Беседы с патриархом Афинагором - стр. 12
Православие не знает юридического или морального понятия заслуги. Святой – это грешник, видящий грехи свои и сознающий себя первым среди грешников и тем самым сделавшийся проводником святости Христа, «Освободителя» нашего, Который «един свят». «Дурачки», «Христа ради юродивые», сознательно бросают вызов серьезности и тяжести этого мира, вызывая насмешку с его стороны. Один из них целует пороги в жилищах подонков и проституток, но бросает камни в дома благомыслящих обывателей.
Другой, жестоко преследуемый, утверждает, что никогда не встречал человека, по-настоящему злого. Еще один в прошлом веке говорил, умирая: «Да будут все спасены.

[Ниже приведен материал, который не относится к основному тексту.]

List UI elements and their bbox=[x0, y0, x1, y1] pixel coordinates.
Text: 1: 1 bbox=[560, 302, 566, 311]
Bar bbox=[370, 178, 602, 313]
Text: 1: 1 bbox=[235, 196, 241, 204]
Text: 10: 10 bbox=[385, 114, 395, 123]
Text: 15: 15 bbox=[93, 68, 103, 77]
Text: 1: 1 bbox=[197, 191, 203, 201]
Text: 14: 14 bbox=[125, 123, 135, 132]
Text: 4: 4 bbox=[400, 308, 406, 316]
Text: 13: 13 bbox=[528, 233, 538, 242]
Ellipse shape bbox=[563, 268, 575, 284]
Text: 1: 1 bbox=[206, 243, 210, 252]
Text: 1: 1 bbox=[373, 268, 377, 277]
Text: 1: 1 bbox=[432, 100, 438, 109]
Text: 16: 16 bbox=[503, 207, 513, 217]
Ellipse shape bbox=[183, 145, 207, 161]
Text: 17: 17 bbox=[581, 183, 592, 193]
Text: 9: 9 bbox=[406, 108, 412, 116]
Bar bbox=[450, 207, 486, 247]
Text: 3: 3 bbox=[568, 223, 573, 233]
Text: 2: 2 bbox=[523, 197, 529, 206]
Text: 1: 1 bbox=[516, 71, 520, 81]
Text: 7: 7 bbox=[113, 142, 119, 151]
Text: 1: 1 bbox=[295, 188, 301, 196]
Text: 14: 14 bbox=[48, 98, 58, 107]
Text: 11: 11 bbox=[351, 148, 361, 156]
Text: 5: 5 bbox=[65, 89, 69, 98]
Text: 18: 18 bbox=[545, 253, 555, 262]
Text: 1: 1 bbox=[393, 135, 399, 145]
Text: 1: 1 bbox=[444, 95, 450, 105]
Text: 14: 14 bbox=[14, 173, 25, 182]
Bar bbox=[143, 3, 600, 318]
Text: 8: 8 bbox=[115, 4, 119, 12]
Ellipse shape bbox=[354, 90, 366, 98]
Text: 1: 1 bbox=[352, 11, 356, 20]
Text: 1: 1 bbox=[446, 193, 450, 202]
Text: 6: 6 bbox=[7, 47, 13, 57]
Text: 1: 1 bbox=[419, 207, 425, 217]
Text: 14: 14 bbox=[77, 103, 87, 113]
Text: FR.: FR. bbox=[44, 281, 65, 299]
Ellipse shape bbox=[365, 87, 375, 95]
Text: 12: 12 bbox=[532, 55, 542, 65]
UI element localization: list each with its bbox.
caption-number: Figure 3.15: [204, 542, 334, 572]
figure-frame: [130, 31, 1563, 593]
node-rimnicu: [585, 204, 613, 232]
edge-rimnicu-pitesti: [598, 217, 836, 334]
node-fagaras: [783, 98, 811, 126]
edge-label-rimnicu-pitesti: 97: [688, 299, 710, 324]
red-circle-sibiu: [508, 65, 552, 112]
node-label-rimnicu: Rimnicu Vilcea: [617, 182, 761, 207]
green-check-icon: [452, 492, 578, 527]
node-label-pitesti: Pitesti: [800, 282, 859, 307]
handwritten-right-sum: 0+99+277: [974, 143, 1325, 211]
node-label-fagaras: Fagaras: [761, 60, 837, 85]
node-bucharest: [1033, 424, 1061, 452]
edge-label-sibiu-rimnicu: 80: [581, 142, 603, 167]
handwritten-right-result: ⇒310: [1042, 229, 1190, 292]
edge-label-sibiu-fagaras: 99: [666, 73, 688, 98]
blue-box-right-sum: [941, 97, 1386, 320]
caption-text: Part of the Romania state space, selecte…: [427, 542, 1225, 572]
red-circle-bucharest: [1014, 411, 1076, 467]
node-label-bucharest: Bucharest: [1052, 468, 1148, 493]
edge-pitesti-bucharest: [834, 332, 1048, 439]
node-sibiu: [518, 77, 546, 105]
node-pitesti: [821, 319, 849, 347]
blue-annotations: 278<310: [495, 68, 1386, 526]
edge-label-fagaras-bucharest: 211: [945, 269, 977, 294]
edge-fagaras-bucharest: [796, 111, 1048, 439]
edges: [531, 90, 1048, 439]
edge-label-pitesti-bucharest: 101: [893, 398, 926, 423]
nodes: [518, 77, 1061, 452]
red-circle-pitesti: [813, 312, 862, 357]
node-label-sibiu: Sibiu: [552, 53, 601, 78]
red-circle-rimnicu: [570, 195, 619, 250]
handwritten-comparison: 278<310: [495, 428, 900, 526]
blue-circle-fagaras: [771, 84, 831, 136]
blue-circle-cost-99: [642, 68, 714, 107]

Вся земля да спасется».
Другой знак святости, особо близкий православной духовности, – любовь к врагам. Православие особо почитает смиренных страстотерпцев, идущих на смерть с великим страхом, но и с великим упованием, со словами прощения палачам.
Вот почему самая употребительная из личных молитв, сливающаяся с ритмом дыхания – это покаянный возглас, соединяющий нас – благодаря имени Иисусову – с жизнью самой Пресвятой Троицы: Господи Иисусе Христе, Сыне Божий, помилуй мя грешного!
По милости Божией молитва эта воспламеняет сердце, делается «спонтанной», приводит человека к блаженному безмолвию (hesychia) союза с Отцом через Сына в Духе Святом. Человек весь делается молитвой. Он становится «мужем апостольским», который может порой исцелять или пророчествовать или читать в сердцах, «человеком духовным» (pneumaticos), а в силу этого и подлинным «духовником».
«Жить во Христе», «стать Духом», войти в «Тройческое общение» (koinonia) – все это лежит в основе тайны Церкви.
Единство Церкви – единство прежде всего евхаристическое, ибо Евхаристия реальнейшим образом включает верных в Тело Христово. И потому поместная Церковь, возглавляемая епископом, заключает в себе всю полноту Церкви единой. Епископ свидетельствует о том, что евхаристическое собрание, на котором председательствует он или священник, его заменяющий, отождествляется с первой Иерусалимской общиной, с той горницей Тайной Вечери, и также через пространство и время – отождествляется оно и со всеми «совершениями» Евхаристии.
Затем единство Церкви понимается в духовном смысле – во всей конкретности действия и присутствия Духа Святого. Истина как печать этого единства не налагается извне, она свободно и сознательно принимается всяким преодолевающим свой эгоцентризм, дабы стать «причащающимся» в таинственном и неразделимом с ним общинном смысле слова. Ибо Дух покоится на сакраментальном Теле Христовом, проявляя себя в единстве веры и любви. Правила веры надлежит формулировать учительской власти в Церкви, однако ее решения должны быть «приняты» совокупностью народа Божия, осознающего их отнюдь не всегда автоматически, но порой с мучительными усилиями разума. Ибо каждый христианин – «духоносец» и потому ответственен за истину. Этим объясняется значительная роль, отводимая мирянам в преподавании богословия, в братствах, существующих в греческой Церкви, в проповеди, произносимой с благословения епископа.